Airfare: As the price of a barrel of oil approaches $100 again, airlines are feeling the impact of rising fuel costs, and in August they raised fares across the board for the fifth time this year. However, during fall months, travel demand declines compared to peak summer travel season, so travelers can expect some relief from high fares in coming months. However, the days of broad across-the-board fares sales are long gone—so smart bargain-focused travelers need to keep their eyes peeled for sales of very short duration between specific markets instead. For example, Virgin America launched a two-day fare sale this week good for trips up until October 31– fares are quite good, i.e., less than $300 for transcon trips to NYC or DC. But they are not available on Sundays or Mondays.
In the second half of 2012, airlines will offer seven million fewer seats, and nearly 3% fewer departures than in 2011, according to The Boyd Group. These reductions in airline capacity (down some 11% since 2005), combined with steady demand on the part of consumers, means that airfares during peak holiday travel seasons (Thanksgiving, Christmas, New Years) should remain painfully high.

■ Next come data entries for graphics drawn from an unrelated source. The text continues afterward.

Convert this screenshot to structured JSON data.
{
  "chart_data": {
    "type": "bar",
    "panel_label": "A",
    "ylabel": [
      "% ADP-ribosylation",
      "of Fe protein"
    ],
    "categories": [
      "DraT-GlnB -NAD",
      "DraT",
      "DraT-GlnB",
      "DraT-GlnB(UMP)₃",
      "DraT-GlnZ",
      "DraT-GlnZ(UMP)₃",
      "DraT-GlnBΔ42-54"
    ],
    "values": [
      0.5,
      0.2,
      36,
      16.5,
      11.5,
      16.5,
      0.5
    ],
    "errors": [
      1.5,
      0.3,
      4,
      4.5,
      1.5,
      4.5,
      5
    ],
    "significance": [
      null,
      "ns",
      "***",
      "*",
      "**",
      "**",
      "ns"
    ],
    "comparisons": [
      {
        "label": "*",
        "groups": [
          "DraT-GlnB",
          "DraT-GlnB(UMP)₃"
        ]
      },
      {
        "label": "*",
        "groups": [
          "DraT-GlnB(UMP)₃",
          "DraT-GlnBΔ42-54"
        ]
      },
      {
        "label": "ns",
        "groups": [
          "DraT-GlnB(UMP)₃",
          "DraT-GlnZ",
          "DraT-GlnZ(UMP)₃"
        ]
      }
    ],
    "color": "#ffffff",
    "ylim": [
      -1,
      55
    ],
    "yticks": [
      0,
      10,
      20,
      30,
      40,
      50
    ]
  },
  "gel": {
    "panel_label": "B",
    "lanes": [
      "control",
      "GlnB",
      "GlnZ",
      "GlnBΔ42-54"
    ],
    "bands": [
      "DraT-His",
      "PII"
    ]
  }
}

But as always, heavily discounted shoulder season fares in early November, early December or early January should be available for those with the flexibility to take advantage of them. Tip: If possible, schedule business trips to coincide with these dips in demand.
Hotel Prices: Due to steady demand, hotel prices are rising, but the increases are uneven across the US. For example, travelers can expect to see significantly higher rates in large coastal cities such as New York, Boston, Washington, San Francisco or Seattle—especially during the fall months when meeting and conventions peak. However, rates in smaller, interior cities have remained mostly flat, or even declined in some cases. This variation means that average rates should increase less than 5% this fall. Tip: During fall months, travel suppliers reach out to business travelers with special deals and bonuses tied to their loyalty programs—keep an eye on blogs like TravelSkills and program websites for the deals.
Rental Car Prices: Rental car prices have remained mostly flat in recent years, but that could begin to change. This is due to consolidation in the industry, with only three major players left—Avis/Budget, Hertz (which purchased Dollar/Thrifty in August for $2.3 billion) and Enterprise (which now owns Alamo and National brands). Additionally, with airlines cutting service to smaller towns, demand for rental cars will increase as business travelers fly to the nearest airport, and then rent cars to drive to their appointments in smaller towns.